A espingarda automática criada em 1947 pelo russo Mikhail Kalashnikov tornou-se símbolo da luta de clãs em Marselha. Mas se os ajustes de contas aumentaram em relação ao ano passado, o total de homicídios na cidade baixou de 43 para 29 até final de agosto.
Cidade multicultural
Marselha tem uma população que junta um quarto de originários das ex-colónias francesas no Norte de África (os chamados pieds-noirs), sobretudo Marrocos e Argélia, a italianos, espanhóis, arménios e russos, tem também uma grande comunidade judaica. A diversidade aguça as rivalidades, como a que desde o final dos anos 2000 opõe o clã dos Blacks ao dos Ciganos. Os conflitos entre membros de ambos agravaram-se nos últimos meses depois de a polícia desmantelar uma rede de tráfico de droga dos Blacks. O clã dos Ciganos aproveitou a oportunidade para acabar com a concorrência e assim começou uma guerra de territórios.
No caso das famílias Redmania e Berrebouh-Tir, a polícia tem encontrado várias vítimas de vingança (ou vendetta). Com os agentes a acreditar que os gangues usam mesmo GPS para seguir os seus alvos.
"A polícia melhorou muito os métodos de investigação a posteriori. Em certa medida, isso permite-lhe saber quem pode ser a próxima vítima. Mas não há ferramentas que permitam proteger alguém de forma preventiva, explicou David-Olivier Reverdy ao jornal regional Midi Libre.
Autarca dos 15.º e 16.º bairros de Marselha, a socialista Samia Ghali admite haver uma certa "paranoia" entre os habitantes da zona norte da cidade, receosos de serem apanhados por uma bala perdida. "Mata-se por tudo e por nada, a qualquer momento, por isso tememos danos colaterais. Mão há limites, amanhã vão atacar as mulheres, os familiares", explicou Ghali ao Midi Libre.

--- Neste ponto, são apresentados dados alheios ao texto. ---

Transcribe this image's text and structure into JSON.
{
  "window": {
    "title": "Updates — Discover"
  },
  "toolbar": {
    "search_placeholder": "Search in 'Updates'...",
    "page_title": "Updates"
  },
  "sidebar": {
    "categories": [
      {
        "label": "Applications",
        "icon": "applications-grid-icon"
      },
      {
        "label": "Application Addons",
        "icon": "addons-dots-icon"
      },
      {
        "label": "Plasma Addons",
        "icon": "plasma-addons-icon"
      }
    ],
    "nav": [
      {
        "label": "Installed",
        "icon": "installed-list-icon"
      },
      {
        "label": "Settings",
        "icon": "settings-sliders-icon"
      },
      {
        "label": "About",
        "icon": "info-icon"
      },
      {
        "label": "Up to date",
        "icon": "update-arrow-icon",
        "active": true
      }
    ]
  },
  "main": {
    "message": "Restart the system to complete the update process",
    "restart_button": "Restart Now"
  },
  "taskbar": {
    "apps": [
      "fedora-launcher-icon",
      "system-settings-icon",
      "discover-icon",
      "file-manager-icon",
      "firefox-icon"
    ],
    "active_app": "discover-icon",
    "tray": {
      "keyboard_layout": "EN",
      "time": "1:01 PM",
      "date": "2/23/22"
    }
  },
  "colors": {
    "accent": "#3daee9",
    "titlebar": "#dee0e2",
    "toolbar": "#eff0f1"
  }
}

Reduto da esquerda da década de 1950 até meados dos anos 1990 - entre 1953 e 1986 o presidente da Câmara foi o socialista Gaston Defferre -, Marselha está desde 1995 nas mãos de Jean-Claude Gaudin, da UMP (hoje Os Republicanos, de direita). Mas, sobretudo nos bairros pobres e violentos da zona norte, os marselheses trocaram a fidelidade ao Partido Comunista pelo voto na Frente Nacional, de Marine Le Pen. A viragem da cidade à direita -e até à extrema-direita - nota-se também nas eleições presidenciais, com Jean-Marie Le Pen, o pai de Marine e fundador do partido, a vencer ali a primeira volta em 1995 e 2002 (ano em que passou à segunda).